Mike Rosoft: Removed non-example (the subsequesnt natter explains well enough why it's a non-example):
  • Also in The Matrix, made by a character rather than explicitly by the creators: Agent Smith goes on about how humans aren't actually mammals, but a type of virus. Taxonomical classification is by definition a question of who's descended from whom, and even when it wasn't conceived that way, the physical structure of the organisms in question was always what counted. He should have just framed it as a metaphor instead of trying to get all sciencey. Also, it is not true that every species of mammal instinctually develops an equilibrium with its surrounding ecosystem. Evolution happens by natural selection, not even instinctual design - if there are any instincts of a species that help maintain the equilibrium, they are the result of development, not the other way around - and this incidentally applies to viruses in the same way as to mammals. And of course to humans. And if it were really true that humans multiply until they have consumed every natural resource and then move onto another area, Earth would be barren by now and we'd have ran out of new areas long ago.

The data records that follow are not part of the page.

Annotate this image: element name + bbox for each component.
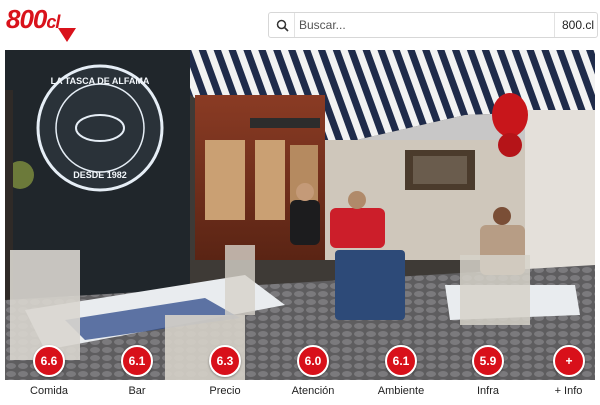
score-atencion[interactable]: 6.0 Atención (278, 345, 348, 405)
sign-title: LA TASCA DE ALFAMA (51, 76, 150, 86)
score-ambiente[interactable]: 6.1 Ambiente (366, 345, 436, 405)
score-precio[interactable]: 6.3 Precio (190, 345, 260, 405)
top-header: 800cl 800.cl (0, 0, 600, 50)
site-domain-label[interactable]: 800.cl (562, 18, 594, 32)
location-pin-icon (58, 28, 76, 42)
score-badge: 6.6 (33, 345, 65, 377)
score-infra[interactable]: 5.9 Infra (453, 345, 523, 405)
score-label: Atención (291, 385, 335, 397)
score-badge: 6.1 (385, 345, 417, 377)
score-label: Ambiente (377, 385, 425, 397)
more-info-button[interactable]: + + Info (541, 345, 596, 405)
score-badge: 6.1 (121, 345, 153, 377)
score-badge: 6.3 (209, 345, 241, 377)
restaurant-photo[interactable]: LA TASCA DE ALFAMA DESDE 1982 (5, 50, 595, 380)
site-logo[interactable]: 800cl (6, 4, 92, 46)
site-divider (554, 13, 555, 37)
plus-icon: + (553, 345, 585, 377)
logo-text: 800cl (6, 4, 60, 34)
more-info-label: + Info (554, 385, 583, 397)
score-badge: 5.9 (472, 345, 504, 377)
search-bar: 800.cl (268, 12, 598, 38)
score-comida[interactable]: 6.6 Comida (14, 345, 84, 405)
score-label: Precio (209, 385, 241, 397)
search-divider (294, 13, 295, 37)
search-icon[interactable] (269, 13, 295, 37)
sign-subtitle: DESDE 1982 (73, 170, 127, 180)
score-bar[interactable]: 6.1 Bar (102, 345, 172, 405)
search-input[interactable] (299, 15, 544, 35)
score-badge: 6.0 (297, 345, 329, 377)
score-label: Comida (30, 385, 68, 397)
score-label: Bar (128, 385, 146, 397)
score-label: Infra (476, 385, 499, 397)
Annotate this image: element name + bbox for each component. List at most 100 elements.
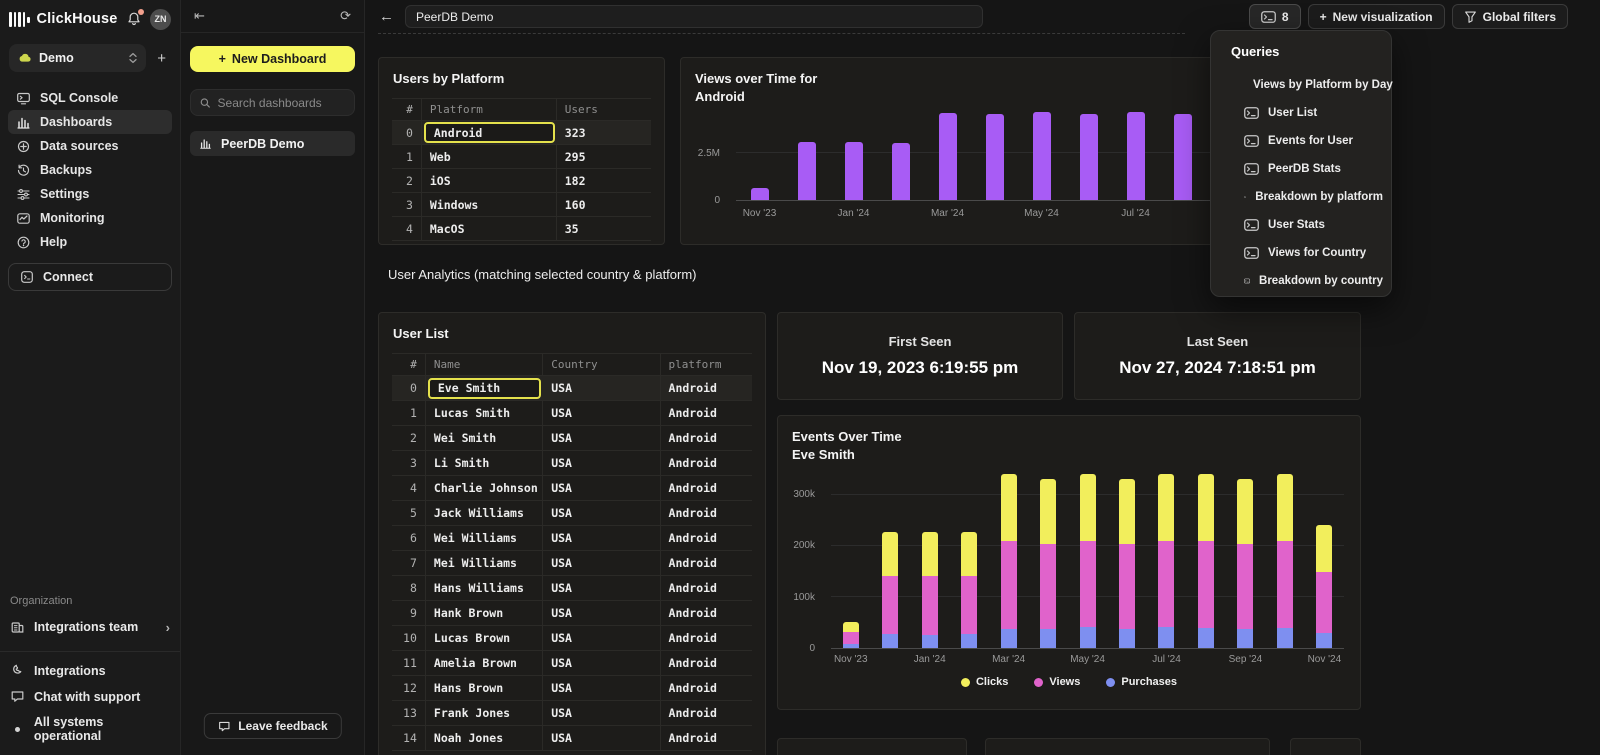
table-cell[interactable]: Hans Brown bbox=[426, 676, 543, 700]
sidebar-item-chat-support[interactable]: Chat with support bbox=[10, 689, 170, 704]
table-cell[interactable]: Li Smith bbox=[426, 451, 543, 475]
query-item[interactable]: User Stats bbox=[1231, 211, 1383, 239]
query-item[interactable]: Views by Platform by Day bbox=[1231, 71, 1383, 99]
table-cell[interactable]: USA bbox=[543, 451, 660, 475]
service-selector[interactable]: Demo bbox=[9, 44, 146, 72]
table-cell[interactable]: Android bbox=[661, 401, 752, 425]
table-cell[interactable]: 182 bbox=[557, 169, 651, 192]
table-cell[interactable]: Android bbox=[661, 576, 752, 600]
table-row[interactable]: 2iOS182 bbox=[392, 169, 651, 193]
table-cell[interactable]: 12 bbox=[392, 676, 426, 700]
table-row[interactable]: 4Charlie JohnsonUSAAndroid bbox=[392, 476, 752, 501]
table-cell[interactable]: Android bbox=[661, 676, 752, 700]
dashboard-title-input[interactable] bbox=[405, 5, 983, 28]
notifications-bell-icon[interactable] bbox=[126, 11, 143, 28]
query-item[interactable]: User List bbox=[1231, 99, 1383, 127]
table-row[interactable]: 10Lucas BrownUSAAndroid bbox=[392, 626, 752, 651]
table-cell[interactable]: USA bbox=[543, 476, 660, 500]
table-cell[interactable]: 1 bbox=[392, 401, 426, 425]
table-cell[interactable]: USA bbox=[543, 626, 660, 650]
table-cell[interactable]: Eve Smith bbox=[428, 378, 541, 399]
dashboard-list-item[interactable]: PeerDB Demo bbox=[190, 131, 355, 156]
table-row[interactable]: 4MacOS35 bbox=[392, 217, 651, 241]
table-row[interactable]: 6Wei WilliamsUSAAndroid bbox=[392, 526, 752, 551]
queries-count-button[interactable]: 8 bbox=[1249, 4, 1301, 29]
table-cell[interactable]: Mei Williams bbox=[426, 551, 543, 575]
table-row[interactable]: 5Jack WilliamsUSAAndroid bbox=[392, 501, 752, 526]
sidebar-item-dashboards[interactable]: Dashboards bbox=[8, 110, 172, 134]
table-cell[interactable]: USA bbox=[543, 551, 660, 575]
table-cell[interactable]: Amelia Brown bbox=[426, 651, 543, 675]
table-cell[interactable]: Android bbox=[661, 451, 752, 475]
table-cell[interactable]: Android bbox=[661, 726, 752, 750]
table-cell[interactable]: 295 bbox=[557, 145, 651, 168]
query-item[interactable]: Breakdown by country bbox=[1231, 267, 1383, 295]
table-cell[interactable]: Lucas Smith bbox=[426, 401, 543, 425]
table-cell[interactable]: iOS bbox=[422, 169, 557, 192]
table-cell[interactable]: USA bbox=[543, 426, 660, 450]
table-cell[interactable]: Android bbox=[661, 476, 752, 500]
sidebar-item-integrations[interactable]: Integrations bbox=[10, 663, 170, 678]
table-cell[interactable]: Android bbox=[661, 551, 752, 575]
table-cell[interactable]: 35 bbox=[557, 217, 651, 240]
table-cell[interactable]: USA bbox=[543, 376, 660, 400]
table-row[interactable]: 1Lucas SmithUSAAndroid bbox=[392, 401, 752, 426]
query-item[interactable]: Breakdown by platform bbox=[1231, 183, 1383, 211]
table-cell[interactable]: Hans Williams bbox=[426, 576, 543, 600]
table-cell[interactable]: Noah Jones bbox=[426, 726, 543, 750]
table-cell[interactable]: USA bbox=[543, 401, 660, 425]
table-row[interactable]: 1Web295 bbox=[392, 145, 651, 169]
table-cell[interactable]: Android bbox=[661, 651, 752, 675]
query-item[interactable]: Events for User bbox=[1231, 127, 1383, 155]
table-cell[interactable]: 14 bbox=[392, 726, 426, 750]
sidebar-item-help[interactable]: Help bbox=[8, 230, 172, 254]
table-cell[interactable]: 7 bbox=[392, 551, 426, 575]
table-row[interactable]: 3Li SmithUSAAndroid bbox=[392, 451, 752, 476]
table-cell[interactable]: 11 bbox=[392, 651, 426, 675]
table-cell[interactable]: Android bbox=[661, 601, 752, 625]
add-service-button[interactable]: + bbox=[152, 50, 171, 67]
table-cell[interactable]: Android bbox=[424, 122, 555, 143]
refresh-icon[interactable]: ⟳ bbox=[340, 8, 351, 24]
global-filters-button[interactable]: Global filters bbox=[1452, 4, 1568, 29]
legend-item[interactable]: Clicks bbox=[961, 676, 1008, 688]
table-cell[interactable]: Jack Williams bbox=[426, 501, 543, 525]
table-cell[interactable]: USA bbox=[543, 676, 660, 700]
legend-item[interactable]: Purchases bbox=[1106, 676, 1177, 688]
table-cell[interactable]: 10 bbox=[392, 626, 426, 650]
table-row[interactable]: 2Wei SmithUSAAndroid bbox=[392, 426, 752, 451]
collapse-panel-icon[interactable]: ⇤ bbox=[194, 8, 205, 24]
search-input[interactable] bbox=[218, 96, 345, 110]
table-cell[interactable]: MacOS bbox=[422, 217, 557, 240]
new-dashboard-button[interactable]: + New Dashboard bbox=[190, 46, 355, 72]
table-cell[interactable]: Wei Smith bbox=[426, 426, 543, 450]
connect-button[interactable]: Connect bbox=[8, 263, 172, 291]
table-cell[interactable]: 0 bbox=[392, 121, 422, 144]
table-row[interactable]: 14Noah JonesUSAAndroid bbox=[392, 726, 752, 751]
table-cell[interactable]: Android bbox=[661, 426, 752, 450]
table-cell[interactable]: USA bbox=[543, 701, 660, 725]
table-cell[interactable]: 3 bbox=[392, 451, 426, 475]
table-row[interactable]: 3Windows160 bbox=[392, 193, 651, 217]
table-cell[interactable]: 1 bbox=[392, 145, 422, 168]
table-cell[interactable]: 2 bbox=[392, 426, 426, 450]
legend-item[interactable]: Views bbox=[1034, 676, 1080, 688]
avatar[interactable]: ZN bbox=[150, 9, 171, 30]
table-cell[interactable]: Charlie Johnson bbox=[426, 476, 543, 500]
table-cell[interactable]: Frank Jones bbox=[426, 701, 543, 725]
table-row[interactable]: 11Amelia BrownUSAAndroid bbox=[392, 651, 752, 676]
table-cell[interactable]: Web bbox=[422, 145, 557, 168]
system-status[interactable]: All systems operational bbox=[10, 715, 170, 743]
table-cell[interactable]: 0 bbox=[392, 376, 426, 400]
table-cell[interactable]: USA bbox=[543, 651, 660, 675]
table-cell[interactable]: 3 bbox=[392, 193, 422, 216]
table-cell[interactable]: USA bbox=[543, 576, 660, 600]
table-row[interactable]: 12Hans BrownUSAAndroid bbox=[392, 676, 752, 701]
table-cell[interactable]: USA bbox=[543, 526, 660, 550]
table-cell[interactable]: Android bbox=[661, 501, 752, 525]
table-cell[interactable]: 9 bbox=[392, 601, 426, 625]
sidebar-item-sql-console[interactable]: SQL Console bbox=[8, 86, 172, 110]
table-row[interactable]: 13Frank JonesUSAAndroid bbox=[392, 701, 752, 726]
table-cell[interactable]: 8 bbox=[392, 576, 426, 600]
sidebar-item-data-sources[interactable]: Data sources bbox=[8, 134, 172, 158]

    • It was pretty clear that he was being metaphorical.
      • Well he was basically giving a Hannibal Lecture.
      • Especially given that he doesn't actually assert, at any point, human beings to be a virus, he merely compares us to them. He also refers to humanity as a "disease, a cancer on this planet", clearly contradictory if take to be intended literally, making it farely clear that he's simply looking for pejoratives to explain a point, rather than proposing taxonomical redefinition.
      • If it were literal, someone would have pointed out that a virus and a cancer are two very different things.
      • Considering what Smith is, it's possible he was mentally comparing humans to a computer virus, and then clumsily translating this into terms that a flesh-and-blood creature like Neo can relate to. There's no good reason why a sentient program would find a biological virus so viscerally offensive, after all.
      • Uh, context, anyone? The whole point of that scene was that Agent Elrond was psychologically torturing Morpheus. This troper seriously doubts that Smith cared the slightest little bit whether what he was saying was scientifically accurate. From an in-character POV, the point, the ENTIRE point, of him saying those words, in that sequence, was that it was the speech he felt most likely to have the most demoralizing effect on Morpheus, in the least time. Real-world torturers have been known to claim that the sky is neon orange for similar reasons. They don't actually believe that the sky is neon orange, but they do believe that forcing their victims to admit to such will somehow benefit their interrogation.


momotaro: Does this include Ecology?
Just removed this:
  • "** Minor Star Trek example; Trip Tucker said that he had some survival training in Alice Springs, Australia. He also said that there were a hell of allot of flies , "the kind that bight you". While flies are indeed attracted to human sweat, and you would sweat allot in Alice Springs, and flies are indeed annoying, there is no specie of fly in Australia that actually bights or attacks humans. Perhaps he was talking about Mozzies. If so, that's even worse. If you don't know the difference between mosquitoes and flies, you REALLY fail biology forever."
It's a pretty good example of a biology fail itself, considering that mosquitoes are flies.